Steven Feifke Big Band's new album, 2021's Kinetic, is his first as a leader. "It's a working big band," he stresses. "It's not a studio big band that only comes together to record." That means the ensemble includes close friends and colleagues of his, like the trumpeter and vocalist Benny Benack, who plays a killing horn and does a mean Frank Sinatra to boot.
And while the pandemic means the ensemble hasn't been able to perform its monthly residency in New York, "It's something I'm eternally grateful, that I got that opportunity to spend with my band in performance," he says. "I think that's the sound that's captured on my record," he continues. "The energy of a live performance with the polish of a studio album."

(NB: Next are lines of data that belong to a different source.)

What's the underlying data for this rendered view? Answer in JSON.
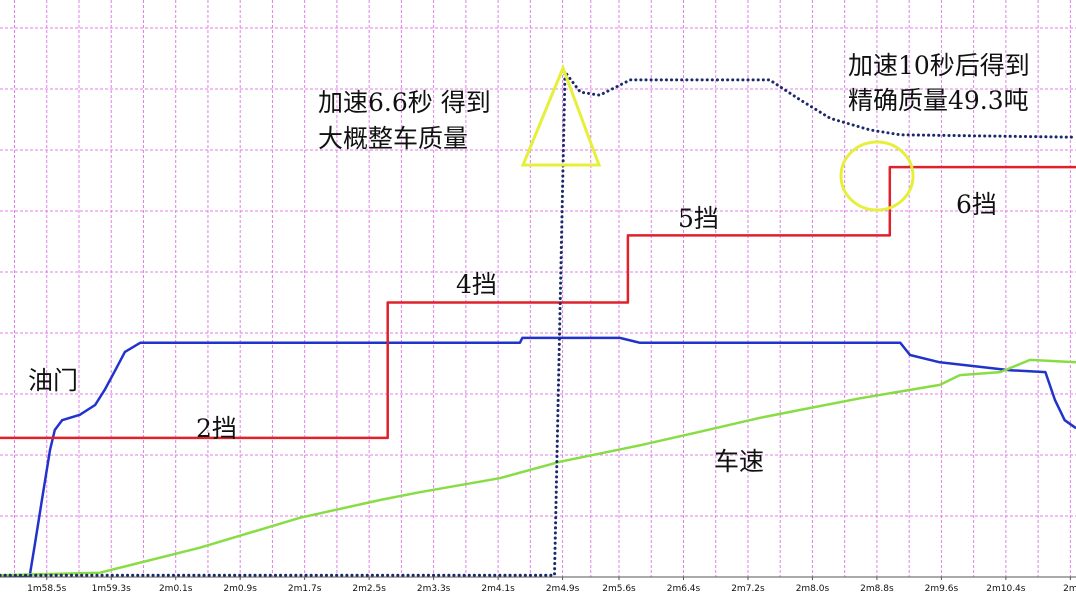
{
  "chart_data": {
    "type": "line",
    "xlim": [
      117.92,
      131.27
    ],
    "ylim": [
      0,
      9.46
    ],
    "xticks": [
      {
        "value": 118.5,
        "label": "1m58.5s"
      },
      {
        "value": 119.3,
        "label": "1m59.3s"
      },
      {
        "value": 120.1,
        "label": "2m0.1s"
      },
      {
        "value": 120.9,
        "label": "2m0.9s"
      },
      {
        "value": 121.7,
        "label": "2m1.7s"
      },
      {
        "value": 122.5,
        "label": "2m2.5s"
      },
      {
        "value": 123.3,
        "label": "2m3.3s"
      },
      {
        "value": 124.1,
        "label": "2m4.1s"
      },
      {
        "value": 124.9,
        "label": "2m4.9s"
      },
      {
        "value": 125.6,
        "label": "2m5.6s"
      },
      {
        "value": 126.4,
        "label": "2m6.4s"
      },
      {
        "value": 127.2,
        "label": "2m7.2s"
      },
      {
        "value": 128.0,
        "label": "2m8.0s"
      },
      {
        "value": 128.8,
        "label": "2m8.8s"
      },
      {
        "value": 129.6,
        "label": "2m9.6s"
      },
      {
        "value": 130.4,
        "label": "2m10.4s"
      },
      {
        "value": 131.2,
        "label": "2m"
      }
    ],
    "grid": true,
    "series": [
      {
        "name": "油门",
        "color": "#2233cc",
        "x": [
          117.92,
          118.29,
          118.35,
          118.44,
          118.54,
          118.6,
          118.69,
          118.91,
          119.1,
          119.22,
          119.35,
          119.47,
          119.66,
          124.37,
          124.4,
          125.61,
          125.86,
          129.09,
          129.21,
          129.58,
          130.45,
          130.89,
          131.01,
          131.13,
          131.27
        ],
        "values": [
          0.03,
          0.03,
          0.52,
          1.26,
          2.08,
          2.41,
          2.57,
          2.66,
          2.82,
          3.07,
          3.39,
          3.69,
          3.84,
          3.84,
          3.92,
          3.92,
          3.84,
          3.84,
          3.64,
          3.52,
          3.39,
          3.36,
          2.9,
          2.57,
          2.44
        ]
      },
      {
        "color": "#e0202a",
        "x": [
          117.92,
          122.73,
          122.73,
          125.71,
          125.71,
          128.96,
          128.96,
          131.27
        ],
        "values": [
          2.28,
          2.28,
          4.5,
          4.5,
          5.6,
          5.6,
          6.72,
          6.72
        ]
      },
      {
        "name": "车速",
        "color": "#88dd44",
        "x": [
          117.92,
          119.16,
          120.4,
          121.64,
          122.63,
          123.13,
          124.12,
          124.87,
          125.86,
          126.6,
          127.35,
          127.85,
          128.59,
          129.58,
          129.83,
          130.33,
          130.7,
          131.27
        ],
        "values": [
          0.03,
          0.07,
          0.48,
          0.97,
          1.26,
          1.39,
          1.62,
          1.89,
          2.16,
          2.38,
          2.61,
          2.74,
          2.93,
          3.15,
          3.31,
          3.36,
          3.56,
          3.52
        ]
      },
      {
        "color": "#1a2a6a",
        "dotted": true,
        "x": [
          117.92,
          124.8,
          124.93,
          125.12,
          125.36,
          125.74,
          127.47,
          127.85,
          128.22,
          128.71,
          129.09,
          131.27
        ],
        "values": [
          0.03,
          0.03,
          8.28,
          7.95,
          7.9,
          8.15,
          8.15,
          7.82,
          7.52,
          7.33,
          7.25,
          7.21
        ]
      }
    ],
    "annotations": [
      [
        "加速6.6秒  得到",
        "大概整车质量"
      ],
      [
        "加速10秒后得到",
        "精确质量49.3吨"
      ]
    ],
    "gear_labels": [
      "2挡",
      "4挡",
      "5挡",
      "6挡"
    ]
  }
}
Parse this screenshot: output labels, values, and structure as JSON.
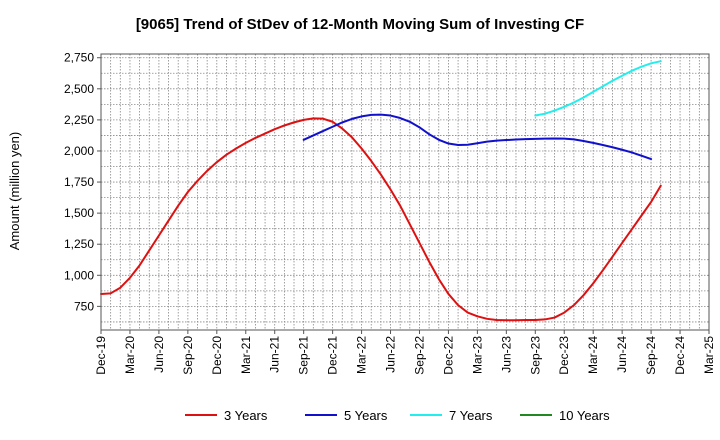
{
  "chart_data": {
    "type": "line",
    "title": "[9065]  Trend of StDev of 12-Month Moving Sum of Investing CF",
    "xlabel": "",
    "ylabel": "Amount (million yen)",
    "ylim": [
      560,
      2780
    ],
    "yticks": [
      750,
      1000,
      1250,
      1500,
      1750,
      2000,
      2250,
      2500,
      2750
    ],
    "ytick_labels": [
      "750",
      "1,000",
      "1,250",
      "1,500",
      "1,750",
      "2,000",
      "2,250",
      "2,500",
      "2,750"
    ],
    "xlim": [
      "2019-12",
      "2025-03"
    ],
    "xtick_labels": [
      "Dec-19",
      "Mar-20",
      "Jun-20",
      "Sep-20",
      "Dec-20",
      "Mar-21",
      "Jun-21",
      "Sep-21",
      "Dec-21",
      "Mar-22",
      "Jun-22",
      "Sep-22",
      "Dec-22",
      "Mar-23",
      "Jun-23",
      "Sep-23",
      "Dec-23",
      "Mar-24",
      "Jun-24",
      "Sep-24",
      "Dec-24",
      "Mar-25"
    ],
    "grid": true,
    "legend_position": "bottom",
    "series": [
      {
        "name": "3 Years",
        "color": "#dd1111",
        "points": [
          [
            "2019-12",
            850
          ],
          [
            "2020-01",
            855
          ],
          [
            "2020-02",
            900
          ],
          [
            "2020-03",
            980
          ],
          [
            "2020-04",
            1080
          ],
          [
            "2020-05",
            1200
          ],
          [
            "2020-06",
            1320
          ],
          [
            "2020-07",
            1440
          ],
          [
            "2020-08",
            1560
          ],
          [
            "2020-09",
            1670
          ],
          [
            "2020-10",
            1760
          ],
          [
            "2020-11",
            1840
          ],
          [
            "2020-12",
            1910
          ],
          [
            "2021-01",
            1970
          ],
          [
            "2021-02",
            2020
          ],
          [
            "2021-03",
            2065
          ],
          [
            "2021-04",
            2105
          ],
          [
            "2021-05",
            2140
          ],
          [
            "2021-06",
            2175
          ],
          [
            "2021-07",
            2205
          ],
          [
            "2021-08",
            2230
          ],
          [
            "2021-09",
            2250
          ],
          [
            "2021-10",
            2262
          ],
          [
            "2021-11",
            2260
          ],
          [
            "2021-12",
            2235
          ],
          [
            "2022-01",
            2180
          ],
          [
            "2022-02",
            2110
          ],
          [
            "2022-03",
            2020
          ],
          [
            "2022-04",
            1920
          ],
          [
            "2022-05",
            1810
          ],
          [
            "2022-06",
            1690
          ],
          [
            "2022-07",
            1560
          ],
          [
            "2022-08",
            1410
          ],
          [
            "2022-09",
            1260
          ],
          [
            "2022-10",
            1110
          ],
          [
            "2022-11",
            970
          ],
          [
            "2022-12",
            850
          ],
          [
            "2023-01",
            760
          ],
          [
            "2023-02",
            700
          ],
          [
            "2023-03",
            670
          ],
          [
            "2023-04",
            650
          ],
          [
            "2023-05",
            640
          ],
          [
            "2023-06",
            638
          ],
          [
            "2023-07",
            638
          ],
          [
            "2023-08",
            640
          ],
          [
            "2023-09",
            640
          ],
          [
            "2023-10",
            645
          ],
          [
            "2023-11",
            660
          ],
          [
            "2023-12",
            700
          ],
          [
            "2024-01",
            760
          ],
          [
            "2024-02",
            840
          ],
          [
            "2024-03",
            935
          ],
          [
            "2024-04",
            1040
          ],
          [
            "2024-05",
            1150
          ],
          [
            "2024-06",
            1260
          ],
          [
            "2024-07",
            1370
          ],
          [
            "2024-08",
            1480
          ],
          [
            "2024-09",
            1590
          ],
          [
            "2024-10",
            1720
          ]
        ]
      },
      {
        "name": "5 Years",
        "color": "#1111cc",
        "points": [
          [
            "2021-09",
            2090
          ],
          [
            "2021-10",
            2125
          ],
          [
            "2021-11",
            2160
          ],
          [
            "2021-12",
            2195
          ],
          [
            "2022-01",
            2230
          ],
          [
            "2022-02",
            2258
          ],
          [
            "2022-03",
            2278
          ],
          [
            "2022-04",
            2290
          ],
          [
            "2022-05",
            2292
          ],
          [
            "2022-06",
            2285
          ],
          [
            "2022-07",
            2265
          ],
          [
            "2022-08",
            2235
          ],
          [
            "2022-09",
            2190
          ],
          [
            "2022-10",
            2135
          ],
          [
            "2022-11",
            2090
          ],
          [
            "2022-12",
            2060
          ],
          [
            "2023-01",
            2048
          ],
          [
            "2023-02",
            2050
          ],
          [
            "2023-03",
            2062
          ],
          [
            "2023-04",
            2075
          ],
          [
            "2023-05",
            2083
          ],
          [
            "2023-06",
            2088
          ],
          [
            "2023-07",
            2092
          ],
          [
            "2023-08",
            2095
          ],
          [
            "2023-09",
            2097
          ],
          [
            "2023-10",
            2099
          ],
          [
            "2023-11",
            2100
          ],
          [
            "2023-12",
            2099
          ],
          [
            "2024-01",
            2093
          ],
          [
            "2024-02",
            2080
          ],
          [
            "2024-03",
            2065
          ],
          [
            "2024-04",
            2048
          ],
          [
            "2024-05",
            2030
          ],
          [
            "2024-06",
            2010
          ],
          [
            "2024-07",
            1988
          ],
          [
            "2024-08",
            1962
          ],
          [
            "2024-09",
            1935
          ]
        ]
      },
      {
        "name": "7 Years",
        "color": "#22eeee",
        "points": [
          [
            "2023-09",
            2285
          ],
          [
            "2023-10",
            2300
          ],
          [
            "2023-11",
            2325
          ],
          [
            "2023-12",
            2355
          ],
          [
            "2024-01",
            2390
          ],
          [
            "2024-02",
            2430
          ],
          [
            "2024-03",
            2475
          ],
          [
            "2024-04",
            2520
          ],
          [
            "2024-05",
            2565
          ],
          [
            "2024-06",
            2605
          ],
          [
            "2024-07",
            2645
          ],
          [
            "2024-08",
            2678
          ],
          [
            "2024-09",
            2705
          ],
          [
            "2024-10",
            2722
          ]
        ]
      },
      {
        "name": "10 Years",
        "color": "#228822",
        "points": []
      }
    ]
  }
}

When asked how he would define his voice as a bandleader, "I'm not sure it's up to me to define," Feifke replies. " "I hope my music has an intimate feel, allowing the members of the band's individual personalities to shine and fitting that into the large-ensemble textural plane."
What's the result of this holistic approach? "For every performance, every song, the focus isn't on the ensemble or me or any individual member, but rather on the music itself."
A Transmuter Of Songbooks & Player Of Games: Charlie Rosen
Charlie Rosen. Photo: Mehdi Hassine
As the last five composers have established, big band is not necessarily a genre, but a vessel in which to pour any kind of music. By way of the 8-Bit Big Band, a jazz/pops orchestra that performs video game music, Charlie Rosen is actively testing this hypothesis.
"I wanted to [form] the big band that reinterprets video-game music in the same way the great 20th-century jazz arrangers reinterpreted the Great American Songbook," Rosen told JazzTimes in 2021. On their latest album, 2020's Backwards Compatible, he has top-shelf musicians to help him execute this vision, like Feifke, Benack, saxophonist Grace Kelly and bassist Adam Neely.
Rosen comes from a musical theater background and, as such, makes every decision in order to "dramaturgically support" the content of the music. "What arrangers and orchestrators do is hear the potential in pieces of music and expand them by using their palette of available sounds," he says.
For the 8-Bit Big Band, these could be selections from Super Mario Odyssey, Sonic the Hedgehog or other AAA titles. Catch them whenever concerts happen again, and you'll hear traditional instruments blended with whirling sequencers, with the game in question projected overhead.
Rosen has courted an audience of rabid gamers who might not otherwise have given big-band music a chance. What can it communicate to the uninitiated? "It doesn't matter if you have any musical training whatsoever. I think human beings have an innate ability to recognize when something is being done well."
And all it takes to get it, he says, is to stand in front of a big band at full tilt. That's what happened to Rosen as a child; that's what hooked him for life. "The power of a horn section was the thing that made me be like, 'This is awesome. This feels so good and so epic,'" he recalls with a hint of awe. "Being surrounded by that much moving air."